Había que ver la gente que iba aquel día camino de Labraz; aldeanos y aldeanas, jinetes en caballos, mulos y borricos, gente que llevaba trigo y hortalizas a vender a la feria, unos envueltos en capas pardas larguísimas, otros con capisayos y mantas listadas, y en medio de aquella procesión, pasaba la cuadrilla de gitanos, chillando, lamentándose a grito pelado y tras de ellos iban los miñones con sus sombreros de copa cubiertos en funda de hule, sus chaquetones cruzados en el pecho por la amplia correa blanca, sus mochilas, cananas y sus fusiles de pistón al hombro.

De todos los conducidos, sólo el jefe de la caravana, un gitano, alto y varonil, se mostraba tranquilo. Llevaba un chiquillo moreno subido sobre los hombros, iba cantando y a veces cogía a su mujer por la cintura y marchaba con ella a la cabeza de la banda.

Al llegar al primer pueblecillo de la provincia próxima, el alcalde se hizo cargo de los gitanos y los encerró en la planta baja de la casa del Ayuntamiento.

Un año después, volviendo el Predicador con otro compañero por el monte, en el encuentro de una vereda y de un mal camino de herradura, se encontró con un chiquillo de unos siete años que se hallaba sentado sobre una piedra.

—¿Qué haces tú aquí? —le preguntó el Predicador.

—Nada.

—¿De dónde eres?

—No sé.

—¿Cómo has venido hasta aquí?

—Andando.

—¿No tienes casa?

—No, señor.

—¿Pues con quién vivías?

—Iba con unos gitanos.

El Predicador se acordó de la escena presenciada por él el año anterior.
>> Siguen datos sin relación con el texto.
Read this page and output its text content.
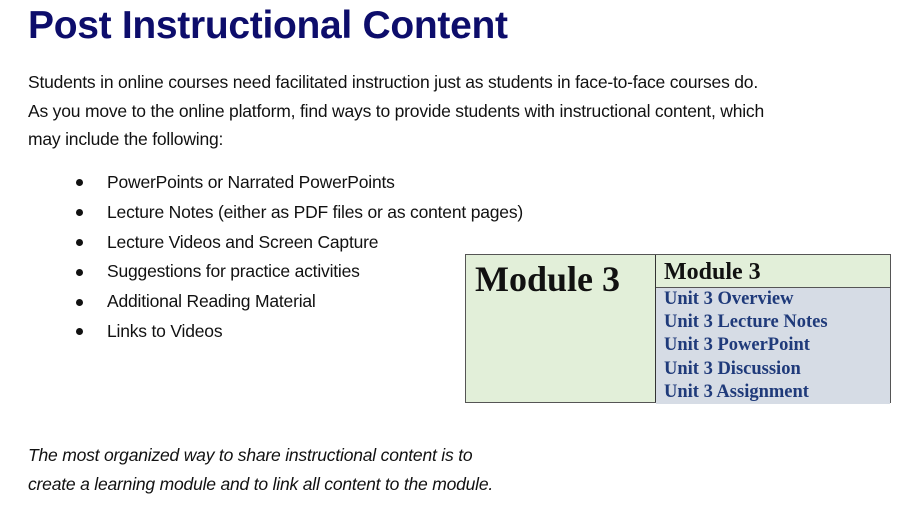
Post Instructional Content

Students in online courses need facilitated instruction just as students in face-to-face courses do.
As you move to the online platform, find ways to provide students with instructional content, which
may include the following:

PowerPoints or Narrated PowerPoints
Lecture Notes (either as PDF files or as content pages)
Lecture Videos and Screen Capture
Suggestions for practice activities
Additional Reading Material
Links to Videos
Module 3	Module 3
Unit 3 Overview
Unit 3 Lecture Notes
Unit 3 PowerPoint
Unit 3 Discussion
Unit 3 Assignment

The most organized way to share instructional content is to
create a learning module and to link all content to the module.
Discutió con su compañero lo que habían de hacer con el niño y decidieron llevarlo a Labraz. Estuvo el chico unos días y desapareció.

Dos o tres años después, la madre de don Juan el Mayorazgo, dama Cesárea, paseando por el Hornabeque se encontró con un muchacho desarrapado que dormía en un hueco de la muralla. Al verlo tan abandonado y tan hermoso, la piadosa dama sintióse conmovida y mandó que se le llevara a su casa.

Muchas veces el Predicador creyó reconocer en el muchacho recogido por dama Cesárea, el mismo que él había visto en los hombros del gitano el día de la expulsión de la caravana y el mismo encontrado por el en el monte.

El niño recogido por dama Cesárea era don Ramiro.